What do we do about it?
I'll quote the following snippet from the 'Last Chance' website:
If you’re a European citizen, you can write to the member of the European Parliament responsible for the eIDAS file - Romana JERKOVIĆ - and register your concern.
If you’re a cybersecurity expert, researcher or represent an NGO, consider signing the open letter at https://eidas-open-letter.org.
In truth, I don't know what else to do next, but I believe we have to do something. If these Qualified Trust Service Providers (QTSP is the name given to a CA that issues QWACs) are all they're cracked up to be, then why can't they just submit to the existing audit/approval process and pass with flying colours?.. That's not too much to ask, is it?
Additional information and reading
Timeline of Certificate Authority Failures - why Trust Store Operators need the ability to audit and remove Root CAs.
Mozilla website pushes serious eIDAS misinformation to political decision makers and public - The ESD (a group of CAs) produced this laughable document.

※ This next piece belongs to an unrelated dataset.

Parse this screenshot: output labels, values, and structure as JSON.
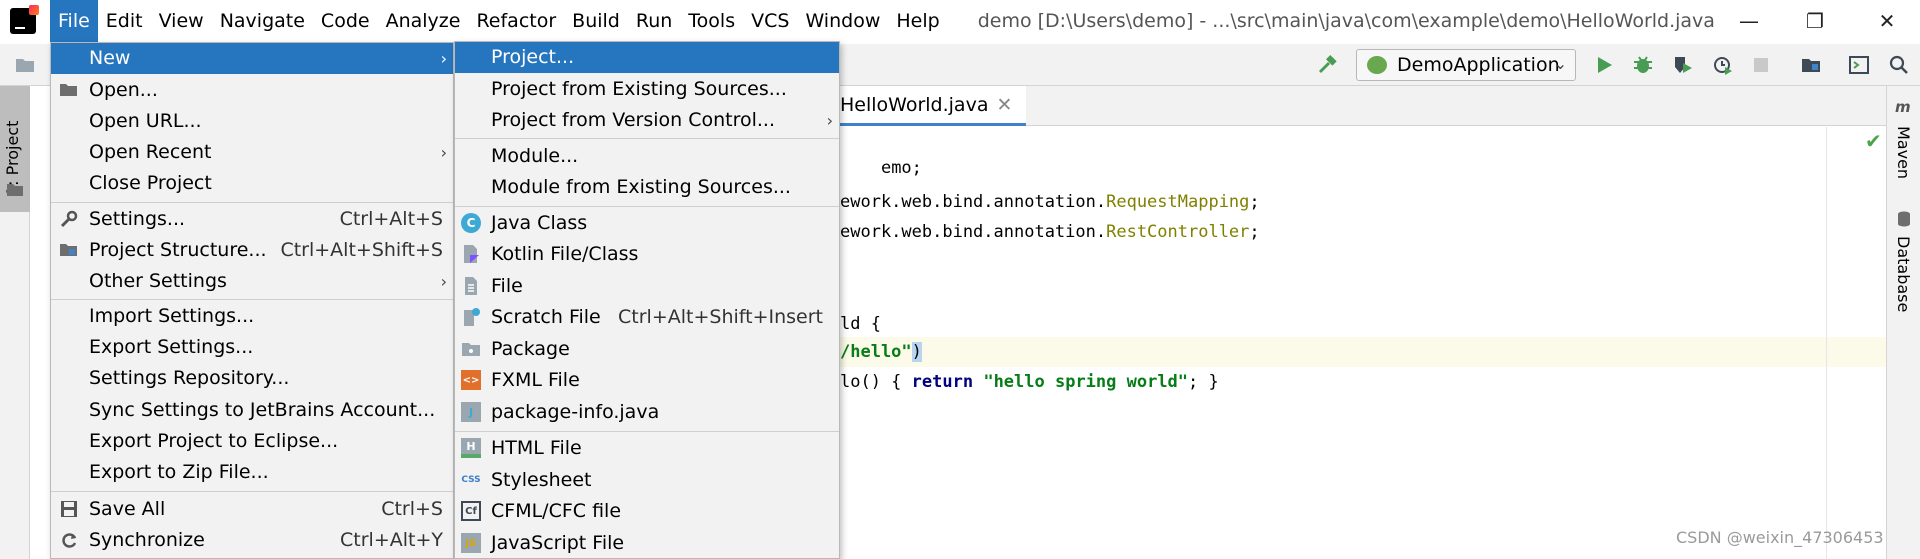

It closes by pointing out that Google and Mozilla are "investors" in Let's Encrypt who are "in competition with all QTSPs" 😂 (a QTSP is a CA that issues QWACs)
Digital rights organisation epicenter.works had this to say about QWACs.
You should read what Alec Muffett has to say on eIDAS/QWACs.
This informative Tweet from Ryan Hurst is also a great start for info on the Internet PKI.
Update 19:10 UTC 7th Nov: The EFF have just published something on this, Article 45 Will Roll Back Web Security by 12 Years, and as you would expect, it's well written and makes a lot of sense!